LA TRATTA DEI POVERI INDIANI, COSTRETTI A LAVORARE IN ITALIA SOTTO SFRUTTAMENTO. SGOMINATO UN CLAN CRIMINALE, UN INDAGATO ANCHE A LECCE

| 5 Agosto 2022 | 0 Comments

(e.l. ) ______ Questa mattina militari della Guardia di Finanza del Comando Provinciale di Padova (nella foto) hanno eseguito il provvedimento emesso dall’autorità giudiziaria nei confronti di un imprenditore di nazionalità indiana che gli vieta di esercitare le proprie attività per un anno. Gli sono stati inoltre sequestrati beni mobili e immobili per un valore di 750.000 euro.

E’ accusato di aver promosso un’associazione per delinquere finalizzata all’intermediazione illecita e allo sfruttamento del lavoro.

Ci sono altre quindici persone indagate, in quella che gli investigatori ritengono un’associazione per delinquere con ramificazioni ad Alessandria, Mantova, Brescia, Verona, Vicenza, Padova, Venezia, Parma, Bologna, Forlì-Cesena, Arezzo, Perugia e Lecce, dedita allo sfruttamento di numerosi lavoratori indiani, bengalesi e pakistani.

Secondo quanto è emerso dalle indagini, l’organizzazione si occupava, innanzitutto, del reclutamento della manodopera, che avveniva tra gli Indiani in stato di bisogno già in Italia, oppure nello stato indiano del Rajasthan, dove emissari attingevano manovalanza dalle fasce più povere della popolazione rurale, prospettando migliori condizioni di vita e lavorative a fronte del pagamento di un’ingente somma, di cui un anticipo da corrispondere in madrepatria e il resto mensilmente, una volta intrapresa l’attività lavorativa in Italia.

Appena giunti sul territorio nazionale, i lavoratori ottenevano un regolare permesso di soggiorno grazie all’immediata assunzione presso cooperative fornitrici di forza-lavoro per la gestione di magazzini della grande distribuzione, siti principalmente nel nord Italia, ma anche in Toscana, Umbria e Puglia.

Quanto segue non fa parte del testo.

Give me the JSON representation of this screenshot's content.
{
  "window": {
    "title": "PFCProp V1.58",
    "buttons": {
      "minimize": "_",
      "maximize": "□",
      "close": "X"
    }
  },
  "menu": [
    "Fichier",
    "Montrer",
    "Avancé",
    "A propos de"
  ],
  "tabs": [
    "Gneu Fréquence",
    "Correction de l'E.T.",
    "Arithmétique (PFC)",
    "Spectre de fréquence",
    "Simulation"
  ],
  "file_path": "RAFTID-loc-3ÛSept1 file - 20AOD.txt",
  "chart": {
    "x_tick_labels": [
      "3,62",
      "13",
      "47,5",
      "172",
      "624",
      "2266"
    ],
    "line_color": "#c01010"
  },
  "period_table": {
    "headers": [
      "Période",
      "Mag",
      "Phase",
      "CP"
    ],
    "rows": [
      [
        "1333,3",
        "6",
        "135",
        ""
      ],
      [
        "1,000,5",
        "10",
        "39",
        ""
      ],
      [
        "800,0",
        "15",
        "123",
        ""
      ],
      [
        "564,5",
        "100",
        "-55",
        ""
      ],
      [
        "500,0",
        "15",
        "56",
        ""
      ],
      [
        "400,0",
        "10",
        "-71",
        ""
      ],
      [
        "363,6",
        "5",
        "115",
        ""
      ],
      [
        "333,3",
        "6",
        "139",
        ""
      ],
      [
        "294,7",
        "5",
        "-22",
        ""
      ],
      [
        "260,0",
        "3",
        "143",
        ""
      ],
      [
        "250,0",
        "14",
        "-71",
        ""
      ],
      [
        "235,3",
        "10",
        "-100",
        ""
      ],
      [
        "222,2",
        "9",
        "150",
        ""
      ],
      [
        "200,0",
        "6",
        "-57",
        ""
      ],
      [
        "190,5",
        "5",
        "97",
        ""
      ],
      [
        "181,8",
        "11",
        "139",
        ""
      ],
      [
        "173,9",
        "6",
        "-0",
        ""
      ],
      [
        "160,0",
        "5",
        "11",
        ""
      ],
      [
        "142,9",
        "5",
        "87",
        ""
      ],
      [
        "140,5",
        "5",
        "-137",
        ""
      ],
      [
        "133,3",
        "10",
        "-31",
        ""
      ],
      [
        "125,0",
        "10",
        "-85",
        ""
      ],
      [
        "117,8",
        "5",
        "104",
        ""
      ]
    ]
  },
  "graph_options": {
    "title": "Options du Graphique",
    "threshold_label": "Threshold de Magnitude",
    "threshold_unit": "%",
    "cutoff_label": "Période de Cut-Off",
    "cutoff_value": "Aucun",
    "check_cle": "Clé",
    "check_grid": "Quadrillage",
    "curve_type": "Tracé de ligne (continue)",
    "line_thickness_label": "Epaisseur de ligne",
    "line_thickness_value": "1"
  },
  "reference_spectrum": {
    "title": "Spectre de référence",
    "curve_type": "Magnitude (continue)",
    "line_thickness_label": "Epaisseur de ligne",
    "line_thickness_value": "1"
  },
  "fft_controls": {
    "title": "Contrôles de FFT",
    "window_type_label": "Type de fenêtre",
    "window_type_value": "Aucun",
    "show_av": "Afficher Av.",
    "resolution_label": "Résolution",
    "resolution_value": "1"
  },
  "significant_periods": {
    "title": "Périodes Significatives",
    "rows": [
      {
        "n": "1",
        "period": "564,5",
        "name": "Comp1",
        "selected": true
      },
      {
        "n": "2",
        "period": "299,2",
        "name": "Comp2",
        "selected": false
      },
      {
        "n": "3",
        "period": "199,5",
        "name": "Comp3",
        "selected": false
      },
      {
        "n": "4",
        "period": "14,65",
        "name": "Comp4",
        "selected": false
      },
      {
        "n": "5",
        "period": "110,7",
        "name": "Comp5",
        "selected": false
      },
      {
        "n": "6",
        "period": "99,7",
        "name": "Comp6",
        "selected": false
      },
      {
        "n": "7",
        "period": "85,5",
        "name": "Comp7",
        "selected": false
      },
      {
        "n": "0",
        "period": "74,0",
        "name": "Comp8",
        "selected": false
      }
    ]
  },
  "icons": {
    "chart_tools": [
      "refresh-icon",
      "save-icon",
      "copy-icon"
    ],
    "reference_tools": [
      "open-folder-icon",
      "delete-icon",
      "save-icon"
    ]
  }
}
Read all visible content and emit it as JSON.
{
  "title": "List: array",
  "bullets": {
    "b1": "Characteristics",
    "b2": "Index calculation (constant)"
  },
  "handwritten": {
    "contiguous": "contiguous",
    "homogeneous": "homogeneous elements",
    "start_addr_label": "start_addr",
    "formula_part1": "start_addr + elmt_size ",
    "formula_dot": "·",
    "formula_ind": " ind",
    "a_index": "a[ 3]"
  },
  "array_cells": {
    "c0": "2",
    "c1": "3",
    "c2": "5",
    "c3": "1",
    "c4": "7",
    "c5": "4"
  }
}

I lavoratori, infatti, erano sottoposti alla pressante vigilanza dell’organizzazione, che dislocava presso ogni cooperativa un fidato sodale con il compito di spegnere, con la minaccia e talvolta con l’uso della forza, ogni tentativo di protesta o ribellione, controllando anche la fruizione di ferie o permessi, nonché disincentivando l’eventuale adesione a organizzazioni sindacali.

Il clima di costante intimidazione era alimentato anche dal timore di possibili ritorsioni sui familiari rimasti in India.

La soggezione delle vittime si manifestava anche fuori dai luoghi di lavoro: gli stessi – già gravati dalla necessità di mantenere le famiglie d’origine – erano costretti a restituire le ingenti somme dovute per l’ingresso e l’ottenimento dell’impiego in Italia, nonché obbligati a dimorare presso le abitazioni nella disponibilità degli organizzatori, spesso in situazioni degradanti, per essere sottoposti a un controllo stringente fino al pieno soddisfacimento della pretesa economica.

Il consistente profitto dell’organizzazione, pertanto, era assicurato dal denaro contante prelevato direttamente dai conti correnti dei lavoratori sfruttati, di cui la consorteria poteva disporre autonomamente, nonché dal rimborso forzoso delle spese di vitto e alloggio che rendevano, di fatto, indissolubile il legame tra il lavoratore sfruttato e gli indagati, che si protraeva anche dopo l’estinzione del debito iniziale. Tale profitto veniva in parte trasferito in India e in parte utilizzato per l’acquisto di ulteriori abitazioni da destinare a dimora obbligata dei lavoratori, in modo da alimentare e accrescere il sistema di sfruttamento della manodopera.